Tekst Gert Riphagen
U herkent het vast wel, die snelle irritatie bij het lezen van een in uw ogen onwaarschijnlijk bericht. Uw eerste reflex: kom nou! De irritatie gaat dan in de overtreffende trap: zeg! Waarna u na verder lezen en enige overdenking toch ook weer een staat kunt bereiken van: alhoewel? Ik betrap mijzelf ook geregeld op de KOMNOU/ZEG/ALHOEWEL-reflex. Tijd dus voor enige bezinning, zo aan het eind van dit alweer bijna afgelopen jaar.
‘Soms gaat de irritatie in de overtreffende trap’

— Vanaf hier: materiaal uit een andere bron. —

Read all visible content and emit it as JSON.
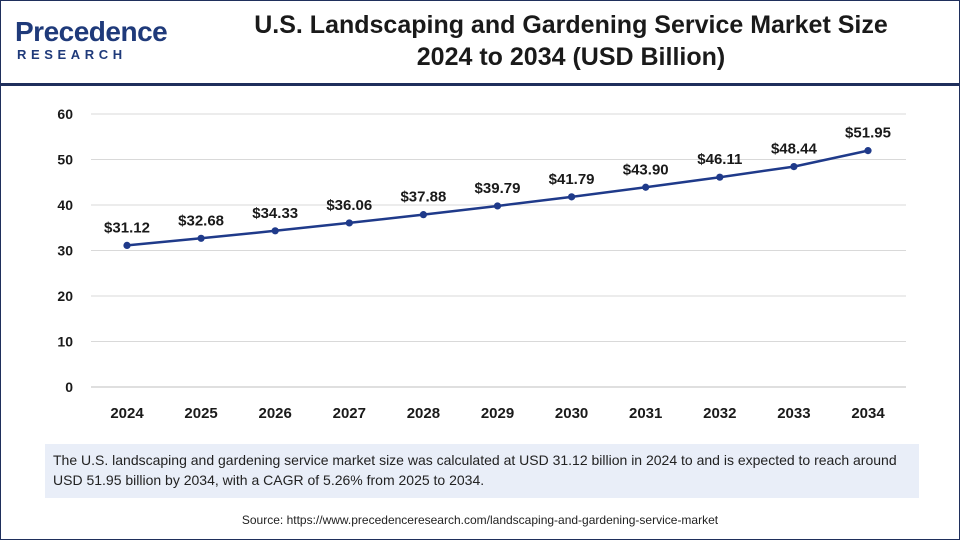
{
  "brand": {
    "name": "Precedence",
    "tagline": "RESEARCH"
  },
  "title_line1": "U.S. Landscaping and Gardening Service Market Size",
  "title_line2": "2024 to 2034 (USD Billion)",
  "colors": {
    "line": "#1f3a8a",
    "point": "#1f3a8a",
    "grid": "#d9d9d9",
    "brand": "#1f3a7a",
    "caption_bg": "#e9eef8"
  },
  "chart_data": {
    "type": "line",
    "title": "U.S. Landscaping and Gardening Service Market Size 2024 to 2034 (USD Billion)",
    "categories": [
      "2024",
      "2025",
      "2026",
      "2027",
      "2028",
      "2029",
      "2030",
      "2031",
      "2032",
      "2033",
      "2034"
    ],
    "series": [
      {
        "values": [
          31.12,
          32.68,
          34.33,
          36.06,
          37.88,
          39.79,
          41.79,
          43.9,
          46.11,
          48.44,
          51.95
        ]
      }
    ],
    "data_labels": [
      "$31.12",
      "$32.68",
      "$34.33",
      "$36.06",
      "$37.88",
      "$39.79",
      "$41.79",
      "$43.90",
      "$46.11",
      "$48.44",
      "$51.95"
    ],
    "yticks": [
      "0",
      "10",
      "20",
      "30",
      "40",
      "50",
      "60"
    ],
    "ylim": [
      0,
      60
    ],
    "grid": true,
    "legend": "none"
  },
  "caption": "The U.S. landscaping and gardening service market size was calculated at USD 31.12 billion in 2024 to and is expected to reach around USD 51.95 billion by 2034, with a CAGR of 5.26% from 2025 to 2034.",
  "source": "Source: https://www.precedenceresearch.com/landscaping-and-gardening-service-market"
}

De beschreven reflex popte bij mij heel recent nog op tijdens het lezen van het bericht met de titel: Digifobie; rechtbank schrijft uitspraak met de hand (Trouw, 3 december 2022). De rechtbank Noord-Holland had haar besluit om de tbs van een veroordeelde met een jaar te verlengen met de hand geschreven. De raadsman van de tbs’er had aangegeven dat het geen zin had om zijn cliënt stukken te sturen die met behulp van een computer zijn gemaakt: die zou hij toch niet lezen. ‘Omdat de rechtbank kennelijk zeker wilde zijn dat hij kennis van de inhoud zou nemen, kreeg hij een handgeschreven beslissing, op het papier van de rechtbank,’ zo las ik in Trouw. KOM NOU, wat een gekkigheid, was mijn eerste reflex: regels zijn er voor iedereen, ook zo’n digifobe veroordeelde moet zich hiernaar schikken. En anders leest zijn raadsman de beslissing maar voor. Vervolgens dacht ik: ZEG, zonde van de tijd van de rechter, die toch al overbelast is. En: als iedereen dit straks van de overheid gaat eisen leven we pas echt in de dictatuur van het individu. ALHOEWEL, ik las kort daarop een tweet van reputatiedeskundige Paul Stamsnijder: ‘Behandel anderen zoals zij behandeld willen worden, dat is communicatie. Mooi van de rechtbank Noord-Nederland. Toen dacht ik: ‘Misschien heeft hij wel een punt, misschien moet de overheid niet te gemakkelijk iedereen over een kam scheren en is het in de praktijk ook maar een kleine moeite om aan zo’n verzoek om een handgeschreven beslissing te voldoen.’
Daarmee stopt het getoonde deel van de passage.